LETTER: Bullet got it wrong on new Meditation Space
We are writing in response to the Sept. 8 front-page story “Students Explore Worship Possibilities on Campus.”
As the co-presidents of the Jewish Student Association (JSA), we felt that many issues needed to be addressed since we were mentioned in the article, along with other organizations, numerous times.
The focus of the article is on the creation of an on-campus chapel and the reactions of students and faculty to the idea of this chapel. We were surprised to find that a chapel was being discussed since Mary Washington has moved forward with a different idea.
The James Farmer Multicultural Center, with the help of numerous students and organizations, just opened a Meditation Space on the second floor of Hamlet House (one of two white houses behind Westmoreland Residence Hall) on Oct. 15. This room is designed to be a space for individual prayer and meditation for any person of any faith. This has been carefully thought out and many students are excited to have a quiet space to meditate or pray on campus.
The Meditation Space will not function as a chapel because it exists only for silent individual prayer rather than group prayer. It will also not be called a chapel. The word chapel connotes a Christian place of prayer and therefore would not sound as welcoming as a meditation space. This word would not be appropriate for the multitude of people who are not Christian that plan to pray in an egalitarian spiritual setting.
Another issue that we would like to clarify is the one about the allocation of $4,000 to religious organizations.
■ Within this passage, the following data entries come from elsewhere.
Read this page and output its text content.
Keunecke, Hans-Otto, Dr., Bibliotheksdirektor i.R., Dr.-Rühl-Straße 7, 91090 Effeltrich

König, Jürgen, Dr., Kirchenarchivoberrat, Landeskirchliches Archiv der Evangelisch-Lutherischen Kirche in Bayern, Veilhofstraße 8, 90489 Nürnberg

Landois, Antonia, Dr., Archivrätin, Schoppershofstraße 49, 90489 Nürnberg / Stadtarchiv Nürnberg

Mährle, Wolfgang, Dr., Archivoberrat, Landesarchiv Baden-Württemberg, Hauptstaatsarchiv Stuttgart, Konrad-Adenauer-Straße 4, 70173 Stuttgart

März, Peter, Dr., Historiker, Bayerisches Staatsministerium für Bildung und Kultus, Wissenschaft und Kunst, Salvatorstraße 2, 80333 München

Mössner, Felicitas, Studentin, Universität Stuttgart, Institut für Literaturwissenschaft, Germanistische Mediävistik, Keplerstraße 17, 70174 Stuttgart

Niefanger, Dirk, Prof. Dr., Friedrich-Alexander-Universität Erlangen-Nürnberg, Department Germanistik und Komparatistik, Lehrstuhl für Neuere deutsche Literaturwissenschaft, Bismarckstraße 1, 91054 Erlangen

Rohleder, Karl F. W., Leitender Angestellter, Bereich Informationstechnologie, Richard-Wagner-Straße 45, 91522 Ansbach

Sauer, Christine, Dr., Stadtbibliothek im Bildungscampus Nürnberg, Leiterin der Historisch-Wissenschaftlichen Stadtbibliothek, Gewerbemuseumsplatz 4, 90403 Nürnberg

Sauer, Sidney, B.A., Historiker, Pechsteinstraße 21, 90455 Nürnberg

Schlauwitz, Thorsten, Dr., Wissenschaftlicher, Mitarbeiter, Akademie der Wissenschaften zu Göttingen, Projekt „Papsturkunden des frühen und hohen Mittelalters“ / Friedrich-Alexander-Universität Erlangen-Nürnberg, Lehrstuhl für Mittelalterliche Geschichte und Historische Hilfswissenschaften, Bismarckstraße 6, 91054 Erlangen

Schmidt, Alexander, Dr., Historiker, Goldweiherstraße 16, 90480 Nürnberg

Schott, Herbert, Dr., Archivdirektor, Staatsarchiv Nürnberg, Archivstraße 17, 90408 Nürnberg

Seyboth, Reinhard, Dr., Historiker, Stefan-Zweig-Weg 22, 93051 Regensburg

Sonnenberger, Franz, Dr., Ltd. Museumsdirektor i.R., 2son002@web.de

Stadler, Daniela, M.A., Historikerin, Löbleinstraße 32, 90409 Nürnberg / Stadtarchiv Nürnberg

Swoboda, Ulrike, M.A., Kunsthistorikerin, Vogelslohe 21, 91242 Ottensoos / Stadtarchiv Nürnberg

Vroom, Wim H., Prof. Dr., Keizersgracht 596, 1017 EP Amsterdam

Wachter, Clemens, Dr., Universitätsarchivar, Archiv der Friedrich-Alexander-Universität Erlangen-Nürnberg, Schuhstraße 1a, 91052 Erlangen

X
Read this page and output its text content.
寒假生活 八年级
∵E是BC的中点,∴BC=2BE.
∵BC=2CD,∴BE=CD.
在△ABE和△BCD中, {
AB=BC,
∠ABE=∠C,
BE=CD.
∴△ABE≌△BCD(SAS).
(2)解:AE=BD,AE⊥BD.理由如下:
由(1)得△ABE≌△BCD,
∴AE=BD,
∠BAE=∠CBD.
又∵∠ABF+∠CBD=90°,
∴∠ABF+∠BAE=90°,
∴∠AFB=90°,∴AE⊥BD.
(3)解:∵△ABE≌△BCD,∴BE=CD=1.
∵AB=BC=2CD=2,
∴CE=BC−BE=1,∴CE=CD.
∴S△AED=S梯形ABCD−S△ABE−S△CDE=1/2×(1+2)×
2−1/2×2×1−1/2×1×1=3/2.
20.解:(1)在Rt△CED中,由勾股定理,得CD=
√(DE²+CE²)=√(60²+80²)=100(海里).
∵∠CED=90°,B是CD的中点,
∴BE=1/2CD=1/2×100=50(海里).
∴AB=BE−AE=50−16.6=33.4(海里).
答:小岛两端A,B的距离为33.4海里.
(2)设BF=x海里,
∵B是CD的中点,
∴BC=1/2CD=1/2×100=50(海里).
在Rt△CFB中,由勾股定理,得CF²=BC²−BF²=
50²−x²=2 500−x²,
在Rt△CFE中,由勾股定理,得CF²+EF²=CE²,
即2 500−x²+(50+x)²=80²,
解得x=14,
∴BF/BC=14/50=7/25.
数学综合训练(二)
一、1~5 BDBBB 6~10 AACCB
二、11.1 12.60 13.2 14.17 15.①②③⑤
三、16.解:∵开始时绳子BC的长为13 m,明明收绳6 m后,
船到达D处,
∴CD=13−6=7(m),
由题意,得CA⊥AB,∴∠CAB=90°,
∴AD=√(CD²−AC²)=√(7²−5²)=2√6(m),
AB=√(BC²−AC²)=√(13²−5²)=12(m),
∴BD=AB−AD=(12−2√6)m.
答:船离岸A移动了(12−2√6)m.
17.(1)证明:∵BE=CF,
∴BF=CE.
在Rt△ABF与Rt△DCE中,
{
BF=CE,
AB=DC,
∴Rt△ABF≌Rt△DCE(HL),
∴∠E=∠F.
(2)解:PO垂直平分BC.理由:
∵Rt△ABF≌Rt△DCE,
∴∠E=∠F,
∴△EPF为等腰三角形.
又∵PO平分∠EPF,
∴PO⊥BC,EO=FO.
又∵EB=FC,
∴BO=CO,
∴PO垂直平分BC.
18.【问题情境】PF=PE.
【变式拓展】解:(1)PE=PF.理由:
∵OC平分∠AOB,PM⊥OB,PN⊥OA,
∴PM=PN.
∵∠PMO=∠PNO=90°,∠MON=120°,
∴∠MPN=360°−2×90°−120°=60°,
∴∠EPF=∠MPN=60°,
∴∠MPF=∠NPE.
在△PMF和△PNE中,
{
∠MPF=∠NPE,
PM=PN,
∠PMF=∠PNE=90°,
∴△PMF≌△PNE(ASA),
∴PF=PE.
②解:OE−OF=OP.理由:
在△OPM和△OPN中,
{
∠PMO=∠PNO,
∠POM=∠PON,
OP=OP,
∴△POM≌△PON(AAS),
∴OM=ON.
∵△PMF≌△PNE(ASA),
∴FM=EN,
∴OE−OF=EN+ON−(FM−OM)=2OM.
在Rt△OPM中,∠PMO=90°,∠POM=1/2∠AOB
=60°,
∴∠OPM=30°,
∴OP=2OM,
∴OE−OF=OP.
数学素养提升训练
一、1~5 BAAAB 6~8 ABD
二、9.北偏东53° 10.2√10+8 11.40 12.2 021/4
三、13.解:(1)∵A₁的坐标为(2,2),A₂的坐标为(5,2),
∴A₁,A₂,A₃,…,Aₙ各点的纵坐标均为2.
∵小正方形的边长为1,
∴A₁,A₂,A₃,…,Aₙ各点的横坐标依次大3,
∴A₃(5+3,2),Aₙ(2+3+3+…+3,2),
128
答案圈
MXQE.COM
The article went on to say that the Jewish Student Association received half of the funding from the Office of Student Activities (OSACS) for last year’s Passover Seder, thus taking money away from other religious organizations, which makes a case for a chapel that could “level the playing field.”
The Office of Student Activities (OSACS) is not in charge of club finances. The Finance Committee distributes money to campus organizations and it cannot legally fund religious organizations. Therefore, it does not have a budget of any amount to give money to religious clubs or events. The JSA did receive $2,000 last year for the Passover Seder, but this is because we, like the Islamic Student Association, are a cultural club. The Passover Seder was a cultural event that was open to the whole campus community with many non-Jews in attendance.
The statement that an “on-campus chapel could level the playing field on issues of funding and scheduling conflicts” in relation to JSA using money for a cultural event seemed to be a bit off-color and unrelated to the main issue at hand. We hope that the Bullet will be more careful with their information and the way that they present it in the future.
Co-presidents of the Jewish Student Association Thalia Halpert Rodis, Senior, and Mandi Solomon, junior.